Monday, November 03, 2003

An e-mail I sent to a pastor friend of mine: (Name witheld to protect the unwittingly famous)

Hey Friend,

Today in Religious Studies, we continued our discussion of Robert Wuthnow's book, After Heaven: Spirituality in America since the 1950s. Where we are right now, we were trying to contextualize the rise of evangelicalism in the 70s and 80s. You and other leaders know better than anybody how shallow segments of evangelicalism have become. Some people hijacked our way of speaking, of giving God His rightful place, and turned Christianity into an enormous self-help program, designed to provide people a "comfortable" place in culture. Personally, if I see a copy of Covey's Seven Habits of Highly Effective People today, I'm gonna lose my mind. I don't want to be "effective," or fulfilled, or driven, I want to be a Christian. Please tell me that I'm not a statistic, that you and I are not just the products of a shallow cultural counterrevolution. How do we know we met the Word at all? It's not a crisis, I just want to know.
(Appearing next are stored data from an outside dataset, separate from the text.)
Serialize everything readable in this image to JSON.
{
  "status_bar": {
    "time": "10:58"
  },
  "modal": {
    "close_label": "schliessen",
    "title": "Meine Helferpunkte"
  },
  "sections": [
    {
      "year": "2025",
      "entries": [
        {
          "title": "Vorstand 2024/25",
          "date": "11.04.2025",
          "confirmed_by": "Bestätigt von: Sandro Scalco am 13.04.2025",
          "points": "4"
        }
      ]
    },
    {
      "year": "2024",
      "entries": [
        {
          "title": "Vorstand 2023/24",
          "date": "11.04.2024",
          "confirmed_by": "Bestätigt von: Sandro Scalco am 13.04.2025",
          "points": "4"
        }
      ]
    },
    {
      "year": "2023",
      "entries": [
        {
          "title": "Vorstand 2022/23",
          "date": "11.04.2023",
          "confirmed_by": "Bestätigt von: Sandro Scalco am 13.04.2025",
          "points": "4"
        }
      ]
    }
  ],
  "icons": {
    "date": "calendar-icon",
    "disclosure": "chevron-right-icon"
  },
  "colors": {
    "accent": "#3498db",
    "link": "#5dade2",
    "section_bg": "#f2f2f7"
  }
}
It seems the answer for the church is asking a lot of questions of each other. Is Jesus the means to a worldly end, like feeling good about yourself, or is He the focus of our spiritual devotion? Are we in it for our good, or God's glory? Yes, He is gracious to give us what is our greatest good--Himself. But we should be careful as Christians how we describe practical benefits from being a Christian. Often testimonies sound like Horatio Alger books. We need some serious and deep spiritual formation--revival of the truest sort--to avoid the practice of the Christian faith becoming a 12 step program with a cross attached. O Lord, let it be so for us.